Organizações estudantis de mais de nove países Europeus, desde Alemanha, França, Espanha, Inglaterra, Itália e Portugal, estão a preparar mobilizações coordenadas para dia 20 de novembro, e apelam a que os sindicatos e os movimentos sociais se mobilizem em conjunto com os estudantes, entre 20 e 22 de novembro.
Esta greve está a ser organizada em reposta ao que a coligação afirma ser uma aceleração em níveis históricos da militarização por toda a Europa. Enquanto os governos alocam biliões de euros para o rearmamento e gastos militares, a educação, a saúde, a habitação, os serviços públicos e a ação climática, estão a ser sacrificados para financiar a preparação para a guerra.
De acordo com os organizadores, a militarização está cada vez mais presente nas escolas e universidades, através do recrutamento militar e de investigações em parceria com a indústria do armamento, ao mesmo tempo que é novamente debatido o serviço militar obrigatório em vários países e as alianças militares são expandidas e reforçadas, assinalando uma mudança política mais ampla por toda a Europa.
Os Estudantes pelo Fim ao Fóssil afirmam que ” a militarização, o colapso climático e a crescente austeridade não são são crises separadas, pois são todas consequências das mesmas decisões dos governos, que estão as negar aos jovens a possibilidade de um futuro digno”
” A quem é que serve um investimento massivo na indústria da guerra? Não é de certeza a nós, jovens que por toda a Europa que estamos a ser forçados em cada vez mais países a fazer o serviço militar, de forma a nos preparar para irmos morrer e matar numa guerra que só serve os interesses do Imperialismo fóssil.
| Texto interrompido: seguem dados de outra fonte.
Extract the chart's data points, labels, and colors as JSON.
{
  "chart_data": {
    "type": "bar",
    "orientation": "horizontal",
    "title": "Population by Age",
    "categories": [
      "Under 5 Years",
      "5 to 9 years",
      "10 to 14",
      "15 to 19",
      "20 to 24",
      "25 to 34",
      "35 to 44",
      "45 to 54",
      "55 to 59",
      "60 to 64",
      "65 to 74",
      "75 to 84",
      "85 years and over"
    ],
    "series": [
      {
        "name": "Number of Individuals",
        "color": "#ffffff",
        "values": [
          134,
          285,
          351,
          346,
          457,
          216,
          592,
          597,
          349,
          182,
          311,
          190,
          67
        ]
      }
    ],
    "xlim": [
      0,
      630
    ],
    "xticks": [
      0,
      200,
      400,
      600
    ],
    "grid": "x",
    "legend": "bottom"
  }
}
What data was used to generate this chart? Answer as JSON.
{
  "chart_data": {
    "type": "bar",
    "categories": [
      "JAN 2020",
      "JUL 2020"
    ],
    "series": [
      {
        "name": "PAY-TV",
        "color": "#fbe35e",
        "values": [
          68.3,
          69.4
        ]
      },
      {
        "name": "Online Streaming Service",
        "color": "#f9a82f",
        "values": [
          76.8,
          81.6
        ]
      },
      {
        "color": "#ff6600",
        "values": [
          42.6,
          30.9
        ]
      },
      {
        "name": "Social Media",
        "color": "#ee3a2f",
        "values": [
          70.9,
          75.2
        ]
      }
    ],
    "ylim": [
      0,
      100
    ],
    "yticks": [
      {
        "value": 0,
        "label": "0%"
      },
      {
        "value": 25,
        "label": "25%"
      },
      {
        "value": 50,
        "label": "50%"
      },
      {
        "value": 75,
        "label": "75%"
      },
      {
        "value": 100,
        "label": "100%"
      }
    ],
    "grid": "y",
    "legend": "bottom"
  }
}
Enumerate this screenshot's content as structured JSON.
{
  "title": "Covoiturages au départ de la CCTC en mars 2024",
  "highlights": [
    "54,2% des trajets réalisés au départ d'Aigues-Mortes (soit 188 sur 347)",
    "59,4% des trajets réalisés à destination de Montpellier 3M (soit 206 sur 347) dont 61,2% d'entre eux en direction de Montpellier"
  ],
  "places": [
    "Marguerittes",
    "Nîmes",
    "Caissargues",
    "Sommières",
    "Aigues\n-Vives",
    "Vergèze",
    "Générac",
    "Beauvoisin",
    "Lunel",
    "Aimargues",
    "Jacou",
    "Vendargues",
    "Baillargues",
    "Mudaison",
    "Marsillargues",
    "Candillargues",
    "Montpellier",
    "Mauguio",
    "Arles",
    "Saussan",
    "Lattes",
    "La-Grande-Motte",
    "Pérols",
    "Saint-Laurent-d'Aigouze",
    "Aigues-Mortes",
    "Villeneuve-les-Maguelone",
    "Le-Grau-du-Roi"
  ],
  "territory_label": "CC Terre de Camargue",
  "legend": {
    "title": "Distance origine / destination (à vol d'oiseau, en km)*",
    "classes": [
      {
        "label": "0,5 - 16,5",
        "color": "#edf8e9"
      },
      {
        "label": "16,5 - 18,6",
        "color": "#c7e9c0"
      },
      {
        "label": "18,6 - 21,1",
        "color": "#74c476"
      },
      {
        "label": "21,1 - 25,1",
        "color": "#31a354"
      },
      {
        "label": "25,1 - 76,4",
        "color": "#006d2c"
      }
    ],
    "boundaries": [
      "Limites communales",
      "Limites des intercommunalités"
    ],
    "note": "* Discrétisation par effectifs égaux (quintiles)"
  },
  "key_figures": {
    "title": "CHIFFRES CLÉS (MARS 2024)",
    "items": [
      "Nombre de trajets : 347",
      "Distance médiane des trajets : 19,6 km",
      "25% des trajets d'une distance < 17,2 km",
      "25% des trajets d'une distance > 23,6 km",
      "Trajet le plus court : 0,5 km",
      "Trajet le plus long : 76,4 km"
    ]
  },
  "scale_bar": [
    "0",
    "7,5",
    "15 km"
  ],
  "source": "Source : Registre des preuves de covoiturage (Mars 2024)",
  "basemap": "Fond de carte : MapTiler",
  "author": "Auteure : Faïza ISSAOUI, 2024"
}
Também não é com certeza todas as pessoas que dependem de serviços públicos a sofrer cortes drásticos no financiamento porque este foi canalizado para a militarização. ” afirma Leonor Chicó, porta voz do coletivo. “Esta é mais uma decisão tomada de acordo com os interesses do imperialismo fóssil, que vai beneficiar os mesmos de sempre “
De acordo com os organizadores, esta greve tem como objetivo juntar estudantes e jovens de toda a Europa num movimento comum, contra a guerra, a militarização e o Imperialismo fóssil.
“Enquanto os investimentos em rearmamento atingem níveis recordes, vemos a Europa em chamas, com incêndios que já tiraram dezenas de vidas, e destruíram milhões de hectares.
Precisamos de uma transição justa e que não deixe ninguém para trás, através do Fim ao Fóssil até 2030, não de investimentos crescentes na militarização ” afirma a porta voz.
Depois de um ano de mobilização estudantil crescente contra a guerra, o genocídio do povo palestiniano, a indústria fóssil e os ataques aos direitos laborais e de várias comunidades, a coligação descreve a greve de 20 de novembro como o primeiro passo.
“As decisões dos governos estão a roubar o nosso futuro, a nossa única opção agora é lutar” conclui a porta voz.